Vérification de l'état d'énergie zéro Obligatoire, la méthode doit être spécifiée dans la procédure Requis, méthode selon EN ISO 14118 sous-clauses Même action physique, parcours administratif différent
Acceptabilité de l'étiquetage seul Acceptable uniquement lorsque le verrouillage n'est pas possible et que l'étiquetage offre une protection équivalente. Acceptable dans des circonstances plus restreintes, le lock-out est l'attente par défaut. Les sites de l'UE qui appliquent une procédure américaine de déconnexion par défaut devront répondre à des questions qu'un auditeur américain ne poserait pas.
Verrouillage de groupe 1910.147(f)(3) aborde explicitement les points suivants Abordé dans la norme EN ISO 14118 et dans les normes harmonisées qui l'accompagnent, le format varie. Le matériel est le même. La documentation n'est pas

Pour connaître le processus sous-jacent auquel les deux cadres font référence, voir notre guide sur les les six (et plus) étapes du verrouillage et de la déconnexion.

Partie 4 : La terminologie qui fait échouer les programmes multisites

Le mode d'échec le plus courant dans les audits interjuridictionnels est le vocabulaire, et non la substance.
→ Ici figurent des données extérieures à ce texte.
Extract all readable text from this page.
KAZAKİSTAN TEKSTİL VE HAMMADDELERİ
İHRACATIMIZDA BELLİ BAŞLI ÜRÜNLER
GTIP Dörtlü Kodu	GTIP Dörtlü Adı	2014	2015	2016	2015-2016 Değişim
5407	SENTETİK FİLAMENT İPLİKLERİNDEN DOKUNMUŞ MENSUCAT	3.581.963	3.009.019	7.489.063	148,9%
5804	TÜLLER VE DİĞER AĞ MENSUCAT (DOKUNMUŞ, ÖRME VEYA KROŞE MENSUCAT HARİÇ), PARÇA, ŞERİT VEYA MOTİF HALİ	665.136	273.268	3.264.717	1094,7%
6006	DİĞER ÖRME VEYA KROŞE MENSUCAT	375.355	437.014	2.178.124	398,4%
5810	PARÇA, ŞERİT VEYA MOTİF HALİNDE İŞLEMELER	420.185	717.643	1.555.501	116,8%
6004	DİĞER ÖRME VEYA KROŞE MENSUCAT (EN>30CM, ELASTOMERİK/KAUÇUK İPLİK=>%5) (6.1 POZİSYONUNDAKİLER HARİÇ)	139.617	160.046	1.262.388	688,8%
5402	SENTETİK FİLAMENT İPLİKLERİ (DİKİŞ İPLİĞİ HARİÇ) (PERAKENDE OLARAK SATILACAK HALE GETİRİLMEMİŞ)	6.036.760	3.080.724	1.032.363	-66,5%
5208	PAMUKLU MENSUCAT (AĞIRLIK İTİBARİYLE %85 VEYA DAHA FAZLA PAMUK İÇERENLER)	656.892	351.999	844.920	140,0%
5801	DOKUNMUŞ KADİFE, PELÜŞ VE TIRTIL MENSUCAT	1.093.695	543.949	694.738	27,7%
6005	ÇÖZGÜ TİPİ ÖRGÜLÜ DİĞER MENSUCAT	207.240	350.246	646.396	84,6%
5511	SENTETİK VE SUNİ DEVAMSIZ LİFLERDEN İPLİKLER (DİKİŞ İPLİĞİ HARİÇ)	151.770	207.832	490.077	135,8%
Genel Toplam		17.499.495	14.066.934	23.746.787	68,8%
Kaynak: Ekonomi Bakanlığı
Une procédure américaine fait référence à "l'employé autorisé" et à la "déconnexion". Un auditeur européen lit "personne instruite" et "isolation énergétique". Le site a formé les mêmes personnes à la même norme, mais le document ne le dit pas dans la langue utilisée par l'auditeur.

Meilleure pratique : Conserver la terminologie américaine dans le document principal pour assurer la traçabilité au sein de l'entreprise. Traduisez les noms des rôles dans le vocabulaire européen pour chaque procédure au niveau du site, à l'aide d'un glossaire d'une ligne qui associe "employé autorisé" à "personne qualifiée" et "employé concerné" à "personne instruite". Le matériel ne change pas. C'est la formulation de la page qui change.
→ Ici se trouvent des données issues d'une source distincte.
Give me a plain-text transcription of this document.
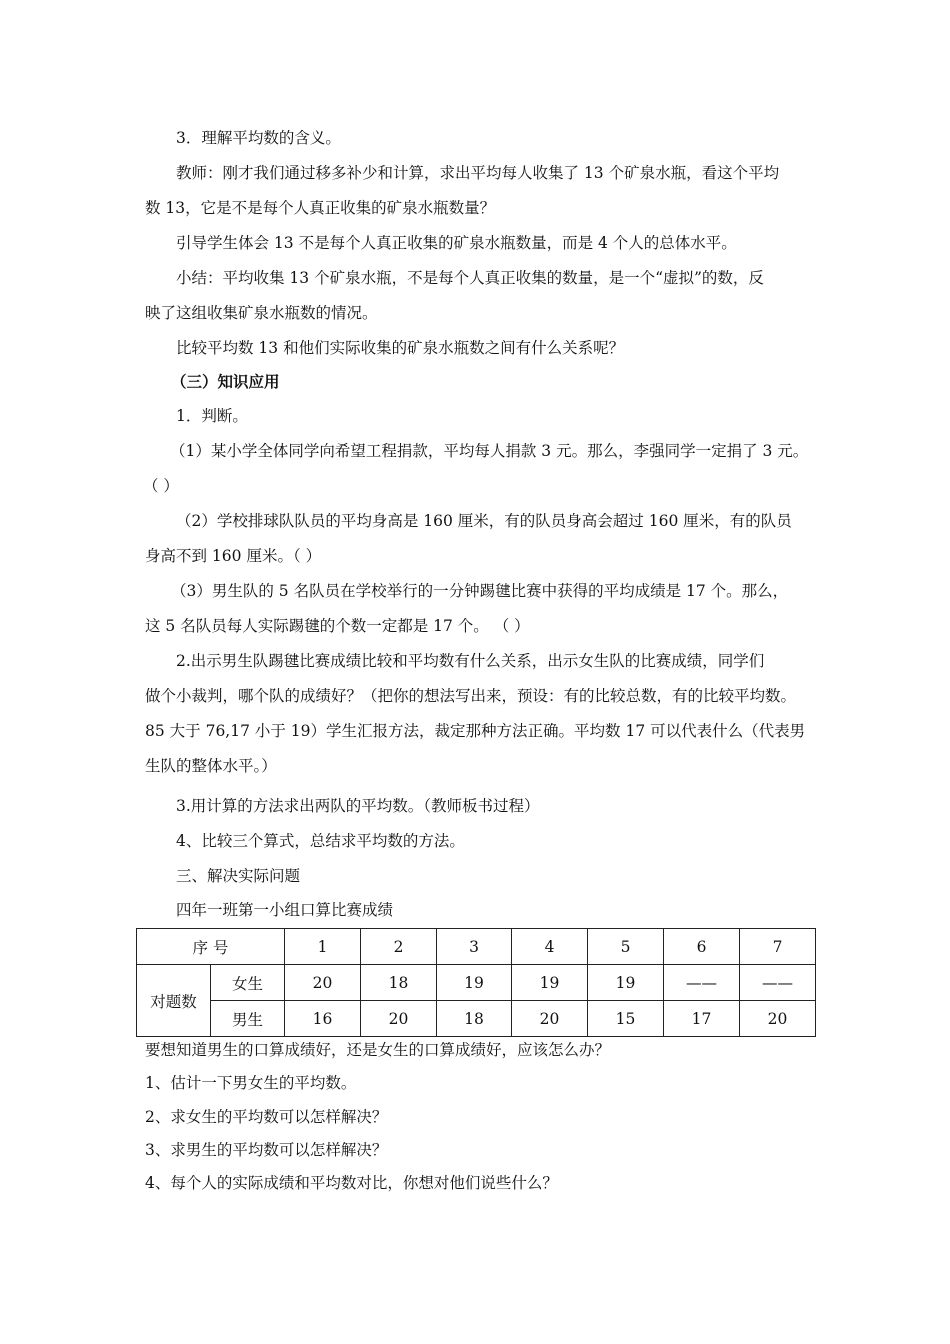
3．理解平均数的含义。
教师：刚才我们通过移多补少和计算，求出平均每人收集了 13 个矿泉水瓶，看这个平均
数 13，它是不是每个人真正收集的矿泉水瓶数量？
引导学生体会 13 不是每个人真正收集的矿泉水瓶数量，而是 4 个人的总体水平。
小结：平均收集 13 个矿泉水瓶，不是每个人真正收集的数量，是一个“虚拟”的数，反
映了这组收集矿泉水瓶数的情况。
比较平均数 13 和他们实际收集的矿泉水瓶数之间有什么关系呢？
（三）知识应用
1．判断。
（1）某小学全体同学向希望工程捐款，平均每人捐款 3 元。那么，李强同学一定捐了 3 元。
（ ）
（2）学校排球队队员的平均身高是 160 厘米，有的队员身高会超过 160 厘米，有的队员
身高不到 160 厘米。（ ）
（3）男生队的 5 名队员在学校举行的一分钟踢毽比赛中获得的平均成绩是 17 个。那么，
这 5 名队员每人实际踢毽的个数一定都是 17 个。 （ ）
2.出示男生队踢毽比赛成绩比较和平均数有什么关系，出示女生队的比赛成绩，同学们
做个小裁判，哪个队的成绩好？（把你的想法写出来，预设：有的比较总数，有的比较平均数。
85 大于 76,17 小于 19）学生汇报方法，裁定那种方法正确。平均数 17 可以代表什么（代表男
生队的整体水平。）
3.用计算的方法求出两队的平均数。（教师板书过程）
4、比较三个算式，总结求平均数的方法。
三、解决实际问题
四年一班第一小组口算比赛成绩
序 号		1	2	3	4	5	6	7
对题数	女生	20	18	19	19	19	——	——
	男生	16	20	18	20	15	17	20
要想知道男生的口算成绩好，还是女生的口算成绩好，应该怎么办？
1、估计一下男女生的平均数。
2、求女生的平均数可以怎样解决？
3、求男生的平均数可以怎样解决？
4、每个人的实际成绩和平均数对比，你想对他们说些什么？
L'expression "lockout/tagout" constitue un deuxième risque terminologique. Dans l'usage OSHA, la barre oblique indique deux procédures qui peuvent se substituer l'une à l'autre dans des conditions définies. Dans certaines traductions européennes, la barre oblique se lit comme un seul concept combiné et perd la logique de substitution. Indiquez-le en toutes lettres sur les procédures destinées à l'UE : "lockout, with tagout permitted only where lockout is technically not possible and the alternative provides equivalent protection" (verrouillage, la déconnexion n'étant autorisée que lorsque le verrouillage n'est techniquement pas possible et que l'alternative offre une protection équivalente).

Partie 5 : La superposition spécifique à DACH

La directive sur les machines et la norme EN ISO 14118 constituent le cadre de référence. Les références en matière d'audit au jour le jour dans le système DACH proviennent de documents nationaux.

En Allemagne, le DGUV Vorschrift 3 régit les installations et équipements électriques.[6]En Suisse, les publications de la SUVA et les directives de l'ESTI pour les travaux électriques sont les références opérationnelles. En Suisse, les publications de la SUVA et les directives de l'ESTI pour les travaux électriques sont les références opérationnelles. En Autriche, les publications de l'AUVA et l'ArbeitnehmerInnenschutzgesetz s'appliquent.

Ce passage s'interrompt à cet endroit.